Mary Shelley's Frankenstein also
uses this device. In the novel, Robert
Walton writes letters to his sister and describes the story of a creature as told
to him by Victor Frankenstein. So there is one story of Walton, and another story
featuring the creature, as recounted by Frankenstein. There is even another
further story within it of the creature living with a family for a short time.
So Shelley managed to frame three stories within one, often knows as nested
narratives.
In
the novel Moby Dick, Herman Melville uses chapter 54 of the book to show
Ishmael – the narrator of the book - telling an exciting story of mutiny on the
sea. It was a short story within the main story, which contained elements of
the main story, but it was used primarily to show characterisation - Ishmael’s intelligent,
beguiling orator.
Having a character tell a story to
another character is quite common, and a good way to characterise because the
author can show the reader the way the character converses with others, how he
or she interacts and how others react to him or her, which reveal little
personality traits.

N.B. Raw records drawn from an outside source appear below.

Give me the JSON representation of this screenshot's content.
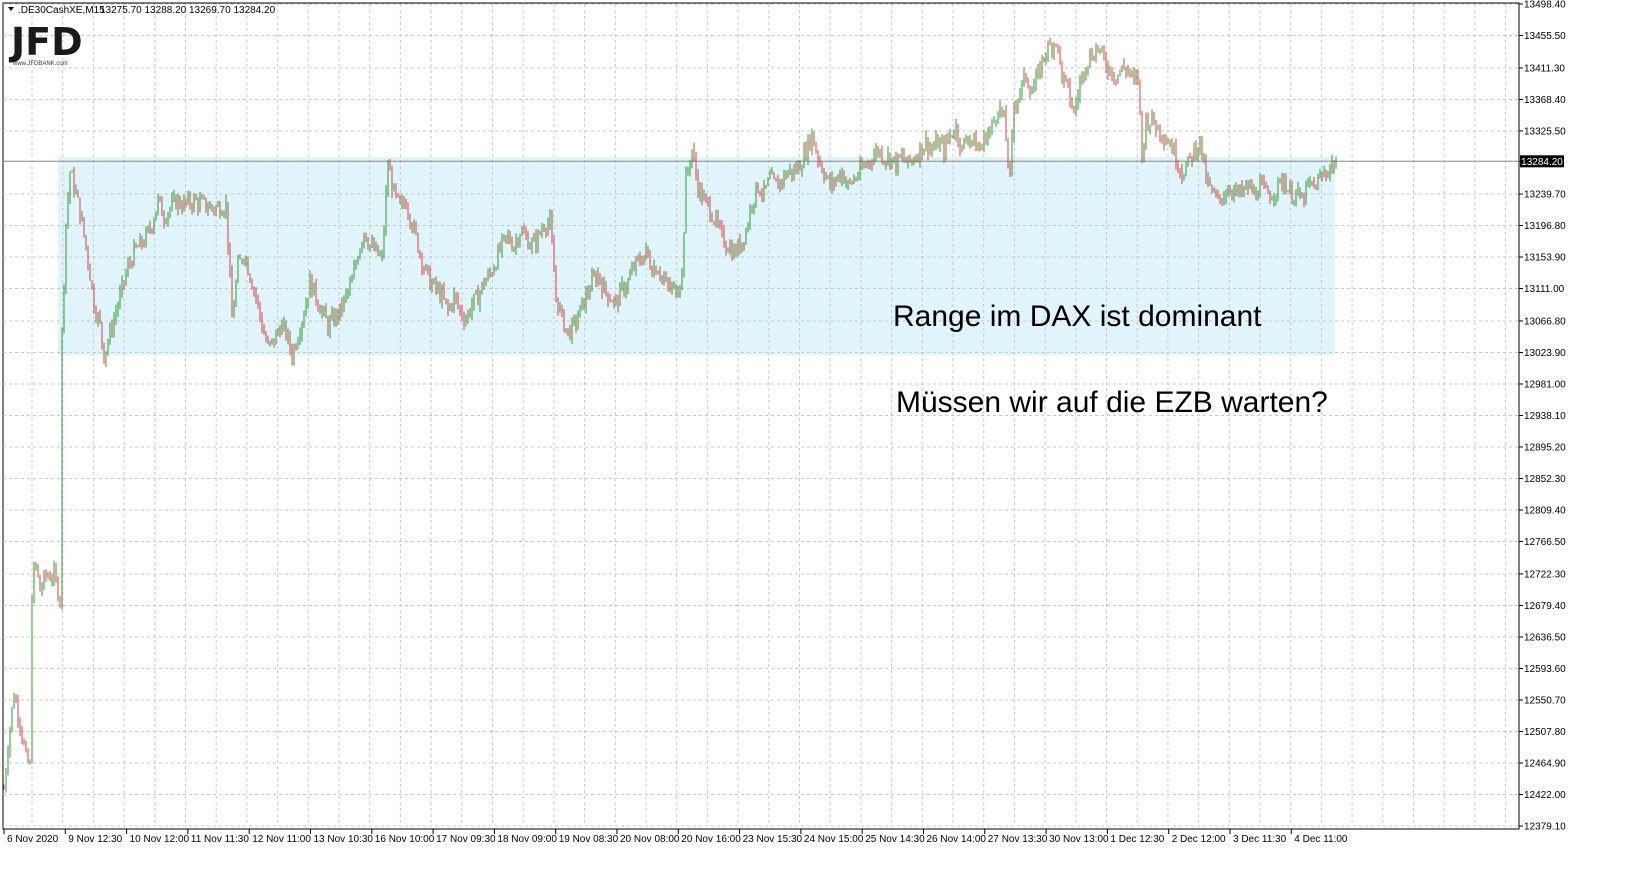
{
  "header": {
    "symbol": ".DE30CashXE,M15",
    "ohlc": "13275.70 13288.20 13269.70 13284.20",
    "dropdown_icon": "triangle-down-icon"
  },
  "logo": {
    "mark": "JFD",
    "sub": "www.JFDBANK.com"
  },
  "annotations": [
    "Range im DAX ist dominant",
    "Müssen wir auf die EZB warten?"
  ],
  "current_price": "13284.20",
  "colors": {
    "bull": "#2e9a2e",
    "bear": "#d94040",
    "range_zone": "#e0f4fb",
    "grid": "#c8c8c8"
  },
  "chart_data": {
    "type": "candlestick",
    "title": "",
    "xlabel": "",
    "ylabel": "",
    "ylim": [
      12379.1,
      13498.4
    ],
    "grid": true,
    "y_ticks": [
      "13498.40",
      "13455.50",
      "13411.30",
      "13368.40",
      "13325.50",
      "13284.20",
      "13239.70",
      "13196.80",
      "13153.90",
      "13111.00",
      "13066.80",
      "13023.90",
      "12981.00",
      "12938.10",
      "12895.20",
      "12852.30",
      "12809.40",
      "12766.50",
      "12722.30",
      "12679.40",
      "12636.50",
      "12593.60",
      "12550.70",
      "12507.80",
      "12464.90",
      "12422.00",
      "12379.10"
    ],
    "x_ticks": [
      "6 Nov 2020",
      "9 Nov 12:30",
      "10 Nov 12:00",
      "11 Nov 11:30",
      "12 Nov 11:00",
      "13 Nov 10:30",
      "16 Nov 10:00",
      "17 Nov 09:30",
      "18 Nov 09:00",
      "19 Nov 08:30",
      "20 Nov 08:00",
      "20 Nov 16:00",
      "23 Nov 15:30",
      "24 Nov 15:00",
      "25 Nov 14:30",
      "26 Nov 14:00",
      "27 Nov 13:30",
      "30 Nov 13:00",
      "1 Dec 12:30",
      "2 Dec 12:00",
      "3 Dec 11:30",
      "4 Dec 11:00"
    ],
    "range_zone": {
      "low": 13020,
      "high": 13290
    },
    "price_path": [
      [
        0,
        12430
      ],
      [
        4,
        12490
      ],
      [
        10,
        12560
      ],
      [
        16,
        12520
      ],
      [
        22,
        12470
      ],
      [
        26,
        12460
      ],
      [
        27,
        12680
      ],
      [
        31,
        12740
      ],
      [
        36,
        12700
      ],
      [
        42,
        12720
      ],
      [
        50,
        12720
      ],
      [
        56,
        12690
      ],
      [
        58,
        13050
      ],
      [
        62,
        13200
      ],
      [
        66,
        13270
      ],
      [
        72,
        13240
      ],
      [
        78,
        13200
      ],
      [
        84,
        13150
      ],
      [
        90,
        13090
      ],
      [
        96,
        13060
      ],
      [
        100,
        13020
      ],
      [
        106,
        13050
      ],
      [
        112,
        13080
      ],
      [
        118,
        13110
      ],
      [
        124,
        13140
      ],
      [
        130,
        13160
      ],
      [
        136,
        13170
      ],
      [
        142,
        13180
      ],
      [
        148,
        13200
      ],
      [
        154,
        13230
      ],
      [
        160,
        13210
      ],
      [
        166,
        13220
      ],
      [
        172,
        13230
      ],
      [
        180,
        13225
      ],
      [
        190,
        13230
      ],
      [
        200,
        13225
      ],
      [
        210,
        13220
      ],
      [
        222,
        13225
      ],
      [
        228,
        13070
      ],
      [
        234,
        13140
      ],
      [
        240,
        13160
      ],
      [
        246,
        13130
      ],
      [
        252,
        13100
      ],
      [
        258,
        13060
      ],
      [
        264,
        13030
      ],
      [
        270,
        13040
      ],
      [
        276,
        13060
      ],
      [
        282,
        13050
      ],
      [
        288,
        13020
      ],
      [
        294,
        13050
      ],
      [
        300,
        13080
      ],
      [
        306,
        13120
      ],
      [
        312,
        13100
      ],
      [
        318,
        13080
      ],
      [
        324,
        13060
      ],
      [
        330,
        13070
      ],
      [
        336,
        13080
      ],
      [
        342,
        13100
      ],
      [
        348,
        13120
      ],
      [
        354,
        13160
      ],
      [
        360,
        13190
      ],
      [
        366,
        13170
      ],
      [
        372,
        13160
      ],
      [
        378,
        13150
      ],
      [
        384,
        13280
      ],
      [
        390,
        13240
      ],
      [
        396,
        13220
      ],
      [
        402,
        13230
      ],
      [
        408,
        13200
      ],
      [
        414,
        13170
      ],
      [
        420,
        13140
      ],
      [
        426,
        13120
      ],
      [
        432,
        13110
      ],
      [
        438,
        13100
      ],
      [
        444,
        13080
      ],
      [
        450,
        13100
      ],
      [
        456,
        13080
      ],
      [
        462,
        13070
      ],
      [
        468,
        13090
      ],
      [
        474,
        13100
      ],
      [
        480,
        13120
      ],
      [
        486,
        13130
      ],
      [
        492,
        13150
      ],
      [
        498,
        13170
      ],
      [
        504,
        13180
      ],
      [
        510,
        13170
      ],
      [
        516,
        13190
      ],
      [
        522,
        13180
      ],
      [
        528,
        13170
      ],
      [
        534,
        13180
      ],
      [
        540,
        13200
      ],
      [
        546,
        13200
      ],
      [
        552,
        13100
      ],
      [
        558,
        13070
      ],
      [
        564,
        13050
      ],
      [
        570,
        13060
      ],
      [
        576,
        13080
      ],
      [
        582,
        13100
      ],
      [
        588,
        13120
      ],
      [
        594,
        13130
      ],
      [
        600,
        13110
      ],
      [
        606,
        13100
      ],
      [
        612,
        13090
      ],
      [
        618,
        13110
      ],
      [
        624,
        13120
      ],
      [
        630,
        13140
      ],
      [
        636,
        13150
      ],
      [
        642,
        13160
      ],
      [
        648,
        13140
      ],
      [
        654,
        13140
      ],
      [
        660,
        13120
      ],
      [
        666,
        13110
      ],
      [
        672,
        13110
      ],
      [
        678,
        13130
      ],
      [
        682,
        13260
      ],
      [
        688,
        13300
      ],
      [
        694,
        13250
      ],
      [
        700,
        13230
      ],
      [
        706,
        13220
      ],
      [
        712,
        13200
      ],
      [
        718,
        13180
      ],
      [
        724,
        13170
      ],
      [
        730,
        13160
      ],
      [
        736,
        13170
      ],
      [
        742,
        13190
      ],
      [
        748,
        13230
      ],
      [
        754,
        13250
      ],
      [
        760,
        13240
      ],
      [
        766,
        13260
      ],
      [
        772,
        13250
      ],
      [
        778,
        13260
      ],
      [
        784,
        13270
      ],
      [
        790,
        13270
      ],
      [
        796,
        13280
      ],
      [
        802,
        13300
      ],
      [
        808,
        13320
      ],
      [
        814,
        13290
      ],
      [
        820,
        13270
      ],
      [
        826,
        13250
      ],
      [
        832,
        13260
      ],
      [
        838,
        13270
      ],
      [
        844,
        13250
      ],
      [
        850,
        13260
      ],
      [
        856,
        13270
      ],
      [
        862,
        13280
      ],
      [
        868,
        13290
      ],
      [
        874,
        13300
      ],
      [
        880,
        13290
      ],
      [
        886,
        13290
      ],
      [
        892,
        13280
      ],
      [
        898,
        13290
      ],
      [
        904,
        13280
      ],
      [
        910,
        13290
      ],
      [
        916,
        13300
      ],
      [
        922,
        13310
      ],
      [
        928,
        13300
      ],
      [
        934,
        13310
      ],
      [
        940,
        13300
      ],
      [
        946,
        13320
      ],
      [
        952,
        13330
      ],
      [
        958,
        13300
      ],
      [
        964,
        13320
      ],
      [
        970,
        13310
      ],
      [
        976,
        13300
      ],
      [
        982,
        13320
      ],
      [
        988,
        13330
      ],
      [
        994,
        13360
      ],
      [
        1000,
        13340
      ],
      [
        1006,
        13260
      ],
      [
        1010,
        13360
      ],
      [
        1016,
        13380
      ],
      [
        1022,
        13400
      ],
      [
        1028,
        13380
      ],
      [
        1034,
        13400
      ],
      [
        1040,
        13430
      ],
      [
        1046,
        13440
      ],
      [
        1052,
        13450
      ],
      [
        1058,
        13400
      ],
      [
        1064,
        13380
      ],
      [
        1070,
        13350
      ],
      [
        1076,
        13390
      ],
      [
        1082,
        13420
      ],
      [
        1088,
        13430
      ],
      [
        1094,
        13440
      ],
      [
        1100,
        13420
      ],
      [
        1106,
        13410
      ],
      [
        1112,
        13400
      ],
      [
        1118,
        13410
      ],
      [
        1124,
        13410
      ],
      [
        1130,
        13390
      ],
      [
        1134,
        13400
      ],
      [
        1138,
        13290
      ],
      [
        1142,
        13340
      ],
      [
        1148,
        13340
      ],
      [
        1154,
        13330
      ],
      [
        1160,
        13320
      ],
      [
        1166,
        13310
      ],
      [
        1172,
        13290
      ],
      [
        1178,
        13270
      ],
      [
        1184,
        13280
      ],
      [
        1190,
        13300
      ],
      [
        1196,
        13310
      ],
      [
        1202,
        13260
      ],
      [
        1208,
        13240
      ],
      [
        1214,
        13230
      ],
      [
        1220,
        13240
      ],
      [
        1226,
        13250
      ],
      [
        1232,
        13240
      ],
      [
        1238,
        13240
      ],
      [
        1244,
        13250
      ],
      [
        1250,
        13240
      ],
      [
        1256,
        13250
      ],
      [
        1262,
        13240
      ],
      [
        1268,
        13240
      ],
      [
        1274,
        13250
      ],
      [
        1280,
        13260
      ],
      [
        1286,
        13240
      ],
      [
        1292,
        13240
      ],
      [
        1298,
        13230
      ],
      [
        1304,
        13250
      ],
      [
        1310,
        13250
      ],
      [
        1316,
        13260
      ],
      [
        1322,
        13270
      ],
      [
        1328,
        13280
      ],
      [
        1332,
        13284
      ]
    ]
  }
}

It also allows the writer to reveal background information
or foreshadow events that will happen in the main story.
Let’s say you have the
protagonist of the story who is recounting a tale to a journalist who is investigating
a terrible murder that happened thirty years earlier. The focus of the tale is
another character – the suspect – that the protagonist talks about. The story about the murderer is the framed
story, or the story that is contained within a story.
How could this be written? It could be a third person POV, where it
centres on the protagonist's viewpoint. He tells her about the murderer, and begins
to tell the journalist what happened. This establishes the main plot and
introduces the characters. Then the framed story can begin with a new chapter,
which takes place thirty years previously and brings the murderer in as the
main character, with his viewpoint. The story then continues as he goes about his
crimes, which can then be interjected with chapters from the present day (the
main story) with the protagonist and journalist.
That’s a simple example of how a
story within a story works. One story occurs within the main story, but in this
example, they’re related. One took place in the past, while the other takes
place in the present.
Writing a framed story takes a
little bit of planning to ensure that the story you want within the main story
actually works. The best way to understand the concept is to read books that
feature this. That way you can recognise interior and exterior stories, you can
see how the author has developed and created them – whether that’s by using the
narrator technique or by using character perspectives such as Robert Walton in
Shelley’s Frankenstein, and you can see how often they switch between the two
stories.
The best way to write is to read
as many different novels as you can. That way you’ll learn the different
techniques and literary devices and incorporate them in your own stories.